For everyday work you can adjust the settings of your HTML templates just as you would adjust any of the other output settings in your Project Configuration settings. The simple style editor hides the HTML code with a point-and-click interface.
The HTML topic page template:
In most projects and skins there is just one HTML topic page template called Default, which is assigned to all new topics automatically. It can be viewed and edited in the Configuration section of your project or skin in the Project Explorer, in Configuration > HTML Page Templates, where you can also create new templates.

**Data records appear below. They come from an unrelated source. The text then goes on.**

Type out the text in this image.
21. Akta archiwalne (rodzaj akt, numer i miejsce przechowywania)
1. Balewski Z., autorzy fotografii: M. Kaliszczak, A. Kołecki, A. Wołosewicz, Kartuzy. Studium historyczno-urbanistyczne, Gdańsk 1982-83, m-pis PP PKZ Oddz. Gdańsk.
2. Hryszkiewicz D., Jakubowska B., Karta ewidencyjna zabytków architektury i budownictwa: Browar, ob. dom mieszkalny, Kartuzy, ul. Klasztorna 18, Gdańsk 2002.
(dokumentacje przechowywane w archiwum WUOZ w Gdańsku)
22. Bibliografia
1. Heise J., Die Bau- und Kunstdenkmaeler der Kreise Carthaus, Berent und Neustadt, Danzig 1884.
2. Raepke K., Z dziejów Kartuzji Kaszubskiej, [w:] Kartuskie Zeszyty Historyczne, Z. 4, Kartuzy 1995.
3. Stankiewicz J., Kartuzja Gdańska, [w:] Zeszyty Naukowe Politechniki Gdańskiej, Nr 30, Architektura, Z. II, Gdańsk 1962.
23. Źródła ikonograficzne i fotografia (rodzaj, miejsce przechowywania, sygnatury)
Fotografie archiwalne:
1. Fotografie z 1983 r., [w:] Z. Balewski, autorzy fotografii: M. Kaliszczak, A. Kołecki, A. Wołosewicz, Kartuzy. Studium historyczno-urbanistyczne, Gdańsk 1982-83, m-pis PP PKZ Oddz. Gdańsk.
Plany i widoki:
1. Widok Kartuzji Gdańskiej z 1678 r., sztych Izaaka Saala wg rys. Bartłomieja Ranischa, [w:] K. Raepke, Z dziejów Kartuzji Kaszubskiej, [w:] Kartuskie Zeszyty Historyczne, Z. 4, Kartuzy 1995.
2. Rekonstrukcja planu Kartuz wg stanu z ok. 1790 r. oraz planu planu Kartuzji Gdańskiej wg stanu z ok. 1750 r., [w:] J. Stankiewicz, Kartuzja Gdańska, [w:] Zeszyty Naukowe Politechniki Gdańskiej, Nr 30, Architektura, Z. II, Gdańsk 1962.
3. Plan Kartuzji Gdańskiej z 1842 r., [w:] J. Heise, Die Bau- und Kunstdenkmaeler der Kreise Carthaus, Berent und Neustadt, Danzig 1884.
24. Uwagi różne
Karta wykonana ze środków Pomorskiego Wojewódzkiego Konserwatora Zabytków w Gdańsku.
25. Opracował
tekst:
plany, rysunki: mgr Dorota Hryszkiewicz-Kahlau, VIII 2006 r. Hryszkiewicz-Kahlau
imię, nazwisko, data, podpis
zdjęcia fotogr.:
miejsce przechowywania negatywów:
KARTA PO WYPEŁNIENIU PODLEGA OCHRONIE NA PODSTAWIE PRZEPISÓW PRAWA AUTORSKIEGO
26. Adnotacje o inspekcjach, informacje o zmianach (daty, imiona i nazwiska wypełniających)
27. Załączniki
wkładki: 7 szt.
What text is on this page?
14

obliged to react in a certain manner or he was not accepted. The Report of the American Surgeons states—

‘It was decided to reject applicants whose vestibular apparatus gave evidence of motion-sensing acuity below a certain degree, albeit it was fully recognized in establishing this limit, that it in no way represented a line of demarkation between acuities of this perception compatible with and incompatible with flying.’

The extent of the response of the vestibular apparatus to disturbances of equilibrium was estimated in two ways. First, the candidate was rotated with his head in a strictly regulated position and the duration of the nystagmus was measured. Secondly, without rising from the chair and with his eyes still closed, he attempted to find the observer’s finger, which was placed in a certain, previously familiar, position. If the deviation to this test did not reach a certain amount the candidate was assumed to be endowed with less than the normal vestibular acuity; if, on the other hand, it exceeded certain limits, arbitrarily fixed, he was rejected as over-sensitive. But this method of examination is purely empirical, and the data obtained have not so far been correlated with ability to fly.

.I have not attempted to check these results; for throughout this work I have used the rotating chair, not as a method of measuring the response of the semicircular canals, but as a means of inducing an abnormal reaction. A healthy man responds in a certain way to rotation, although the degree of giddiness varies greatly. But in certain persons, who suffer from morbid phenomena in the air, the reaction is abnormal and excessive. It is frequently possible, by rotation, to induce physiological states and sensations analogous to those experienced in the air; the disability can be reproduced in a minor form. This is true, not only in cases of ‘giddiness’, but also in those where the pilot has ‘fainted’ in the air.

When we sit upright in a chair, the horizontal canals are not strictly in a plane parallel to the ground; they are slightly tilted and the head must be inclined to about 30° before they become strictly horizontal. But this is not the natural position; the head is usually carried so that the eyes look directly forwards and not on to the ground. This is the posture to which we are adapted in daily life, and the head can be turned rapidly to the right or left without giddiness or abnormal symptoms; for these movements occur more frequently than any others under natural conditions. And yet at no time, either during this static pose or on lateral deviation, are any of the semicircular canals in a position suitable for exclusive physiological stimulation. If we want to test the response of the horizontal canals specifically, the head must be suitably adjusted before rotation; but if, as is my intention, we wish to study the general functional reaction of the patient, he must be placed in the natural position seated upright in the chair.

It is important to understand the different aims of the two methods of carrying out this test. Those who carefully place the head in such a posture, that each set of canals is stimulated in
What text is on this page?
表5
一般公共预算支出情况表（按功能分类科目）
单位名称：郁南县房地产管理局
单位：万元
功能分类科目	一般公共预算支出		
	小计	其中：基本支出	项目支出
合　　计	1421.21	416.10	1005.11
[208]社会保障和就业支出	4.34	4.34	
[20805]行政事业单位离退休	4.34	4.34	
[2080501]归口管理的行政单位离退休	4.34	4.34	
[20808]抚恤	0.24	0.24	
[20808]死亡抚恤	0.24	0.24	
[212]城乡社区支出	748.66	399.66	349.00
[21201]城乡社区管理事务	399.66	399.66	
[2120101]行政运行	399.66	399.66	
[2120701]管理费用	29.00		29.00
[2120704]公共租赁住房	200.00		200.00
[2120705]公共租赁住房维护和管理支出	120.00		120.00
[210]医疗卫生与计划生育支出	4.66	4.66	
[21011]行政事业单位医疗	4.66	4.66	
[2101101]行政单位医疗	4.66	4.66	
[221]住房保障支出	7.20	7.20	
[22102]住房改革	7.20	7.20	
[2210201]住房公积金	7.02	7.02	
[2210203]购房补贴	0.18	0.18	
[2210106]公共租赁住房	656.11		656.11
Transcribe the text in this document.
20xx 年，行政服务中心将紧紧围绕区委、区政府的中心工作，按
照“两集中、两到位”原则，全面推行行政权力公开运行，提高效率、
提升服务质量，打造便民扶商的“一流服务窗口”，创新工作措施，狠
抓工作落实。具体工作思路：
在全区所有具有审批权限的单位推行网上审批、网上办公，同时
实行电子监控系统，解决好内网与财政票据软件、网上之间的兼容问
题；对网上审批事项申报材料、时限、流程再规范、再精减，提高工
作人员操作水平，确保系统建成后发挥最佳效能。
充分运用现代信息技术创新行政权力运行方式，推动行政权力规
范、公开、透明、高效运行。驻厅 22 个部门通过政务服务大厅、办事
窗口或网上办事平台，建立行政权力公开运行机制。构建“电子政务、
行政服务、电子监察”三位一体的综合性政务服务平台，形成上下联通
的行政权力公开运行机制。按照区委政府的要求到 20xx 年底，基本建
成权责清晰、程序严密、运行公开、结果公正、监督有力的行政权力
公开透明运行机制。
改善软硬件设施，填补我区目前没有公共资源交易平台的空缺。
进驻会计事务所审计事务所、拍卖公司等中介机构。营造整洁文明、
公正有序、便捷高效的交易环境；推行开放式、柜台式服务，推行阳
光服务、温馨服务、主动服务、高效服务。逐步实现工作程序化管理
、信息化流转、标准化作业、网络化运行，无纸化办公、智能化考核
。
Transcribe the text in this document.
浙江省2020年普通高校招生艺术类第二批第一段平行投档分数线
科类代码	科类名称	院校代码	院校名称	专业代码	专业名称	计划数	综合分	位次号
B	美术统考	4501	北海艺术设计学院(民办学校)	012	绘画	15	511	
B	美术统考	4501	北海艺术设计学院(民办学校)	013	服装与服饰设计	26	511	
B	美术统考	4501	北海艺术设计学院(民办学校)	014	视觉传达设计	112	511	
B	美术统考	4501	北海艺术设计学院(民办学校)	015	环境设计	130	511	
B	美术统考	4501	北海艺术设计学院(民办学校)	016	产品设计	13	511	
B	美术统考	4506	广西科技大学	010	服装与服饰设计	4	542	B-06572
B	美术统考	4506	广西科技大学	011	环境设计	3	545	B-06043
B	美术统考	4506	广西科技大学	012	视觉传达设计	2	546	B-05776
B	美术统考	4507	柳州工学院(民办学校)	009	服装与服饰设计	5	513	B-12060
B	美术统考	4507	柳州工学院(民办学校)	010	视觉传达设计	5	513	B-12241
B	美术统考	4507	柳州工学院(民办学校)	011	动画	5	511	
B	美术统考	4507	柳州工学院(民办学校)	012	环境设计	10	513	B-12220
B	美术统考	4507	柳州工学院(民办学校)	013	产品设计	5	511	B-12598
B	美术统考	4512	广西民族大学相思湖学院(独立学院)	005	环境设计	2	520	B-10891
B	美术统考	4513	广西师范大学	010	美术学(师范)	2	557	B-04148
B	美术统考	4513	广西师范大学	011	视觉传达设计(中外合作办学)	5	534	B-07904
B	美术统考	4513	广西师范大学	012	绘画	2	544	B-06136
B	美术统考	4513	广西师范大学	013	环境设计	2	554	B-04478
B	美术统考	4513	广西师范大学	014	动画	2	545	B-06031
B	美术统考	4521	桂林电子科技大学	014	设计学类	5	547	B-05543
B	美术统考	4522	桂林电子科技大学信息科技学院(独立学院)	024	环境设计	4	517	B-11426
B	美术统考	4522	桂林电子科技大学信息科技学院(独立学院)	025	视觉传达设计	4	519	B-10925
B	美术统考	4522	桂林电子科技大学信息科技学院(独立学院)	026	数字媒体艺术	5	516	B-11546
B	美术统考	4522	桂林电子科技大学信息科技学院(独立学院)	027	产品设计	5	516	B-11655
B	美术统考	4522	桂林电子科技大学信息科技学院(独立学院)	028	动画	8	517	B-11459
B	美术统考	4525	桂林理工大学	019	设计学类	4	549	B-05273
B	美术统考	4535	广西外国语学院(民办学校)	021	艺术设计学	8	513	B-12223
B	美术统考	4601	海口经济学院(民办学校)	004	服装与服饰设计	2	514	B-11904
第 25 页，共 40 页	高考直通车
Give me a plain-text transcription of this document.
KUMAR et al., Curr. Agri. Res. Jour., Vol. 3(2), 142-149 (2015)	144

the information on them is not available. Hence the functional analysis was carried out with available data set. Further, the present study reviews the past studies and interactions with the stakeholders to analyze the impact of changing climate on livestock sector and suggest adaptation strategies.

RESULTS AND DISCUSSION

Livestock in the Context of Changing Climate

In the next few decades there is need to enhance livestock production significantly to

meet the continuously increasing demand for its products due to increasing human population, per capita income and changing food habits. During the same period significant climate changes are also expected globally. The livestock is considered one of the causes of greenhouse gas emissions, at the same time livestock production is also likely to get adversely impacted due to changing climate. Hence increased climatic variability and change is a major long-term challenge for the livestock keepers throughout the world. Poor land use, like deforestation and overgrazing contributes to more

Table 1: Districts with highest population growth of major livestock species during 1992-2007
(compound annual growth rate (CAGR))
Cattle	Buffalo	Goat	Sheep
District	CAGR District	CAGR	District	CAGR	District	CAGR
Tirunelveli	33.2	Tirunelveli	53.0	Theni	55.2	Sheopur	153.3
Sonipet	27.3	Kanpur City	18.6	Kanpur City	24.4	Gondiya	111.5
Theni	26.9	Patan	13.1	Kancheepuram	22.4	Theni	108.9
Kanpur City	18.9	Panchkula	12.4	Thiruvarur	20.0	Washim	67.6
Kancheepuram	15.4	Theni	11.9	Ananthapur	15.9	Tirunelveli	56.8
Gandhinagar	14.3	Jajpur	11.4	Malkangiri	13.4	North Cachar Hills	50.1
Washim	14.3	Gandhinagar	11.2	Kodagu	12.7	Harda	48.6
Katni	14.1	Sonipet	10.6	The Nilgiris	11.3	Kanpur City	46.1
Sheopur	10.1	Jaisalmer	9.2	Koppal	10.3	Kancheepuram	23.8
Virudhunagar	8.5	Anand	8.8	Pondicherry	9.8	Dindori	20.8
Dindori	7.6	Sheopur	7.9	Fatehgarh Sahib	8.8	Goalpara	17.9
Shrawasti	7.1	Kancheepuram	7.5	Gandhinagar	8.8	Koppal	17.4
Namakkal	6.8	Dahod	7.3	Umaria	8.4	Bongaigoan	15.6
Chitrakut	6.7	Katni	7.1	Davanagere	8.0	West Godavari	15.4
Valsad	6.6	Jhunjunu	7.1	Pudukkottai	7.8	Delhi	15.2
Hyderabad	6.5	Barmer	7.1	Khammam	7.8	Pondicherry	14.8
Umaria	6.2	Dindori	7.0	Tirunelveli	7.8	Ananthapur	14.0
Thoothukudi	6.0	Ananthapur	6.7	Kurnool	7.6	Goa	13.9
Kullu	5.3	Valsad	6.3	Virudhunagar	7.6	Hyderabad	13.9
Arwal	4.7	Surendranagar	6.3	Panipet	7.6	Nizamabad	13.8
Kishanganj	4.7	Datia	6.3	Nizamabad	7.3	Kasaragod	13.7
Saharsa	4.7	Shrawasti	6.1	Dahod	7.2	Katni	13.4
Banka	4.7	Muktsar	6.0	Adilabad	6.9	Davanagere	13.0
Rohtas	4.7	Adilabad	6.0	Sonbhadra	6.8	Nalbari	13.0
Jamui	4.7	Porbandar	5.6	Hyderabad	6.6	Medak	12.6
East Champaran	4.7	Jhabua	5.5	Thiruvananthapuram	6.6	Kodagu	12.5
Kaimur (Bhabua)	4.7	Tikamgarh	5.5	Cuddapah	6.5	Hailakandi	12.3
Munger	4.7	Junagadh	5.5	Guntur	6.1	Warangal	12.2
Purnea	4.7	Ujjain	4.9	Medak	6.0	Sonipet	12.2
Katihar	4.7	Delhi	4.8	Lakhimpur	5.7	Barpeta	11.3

Among other things, the HTML topic page template defines the background colors of your topic and topic header in HTML-based output formats and the Top, Previous and Next navigation links displayed in the topic header in these formats.
The Simple Template Layout tab provides most of the functions you will normally need, see this topic for some basic instructions. This tab is disabled when code in the Source Code tab has been edited.
The HTML Source Code tab allows you to edit all the source code of the template and even completely replace it with your own code.
Disabled Simple Layout tab:
The HTML templates for WebHelp components:
There are also additional HTML templates for WebHelp, which define the layout frameset, TOC, Search, and Index components of the WebHelp user interface. These are accessed in Configuration > Publishing Options > WebHelp. See HTML Output and HTML Templates for full details.
The background colors of topics and headers are set in the HTML page template for all HTML-based formats. Background colors are not used in DOCX, PDF and printed manuals. Here too, the backgrounds are defined in your project if you are not using a skin and in the .hmskin skin file if you are.
See Background colors and help viewers for details on how to set the background colors in the HTML page template.
If you are familiar with writing HTML, Help+Manual's HTML templates are a very powerful tool that gives you a great deal of control over the appearance of your output pages in all HTML-based formats.
If you feel like getting under the hood and finding out what you can do with HTML templates, have a look at the HTML Output and HTML Templates chapter in the More Advanced Procedures section.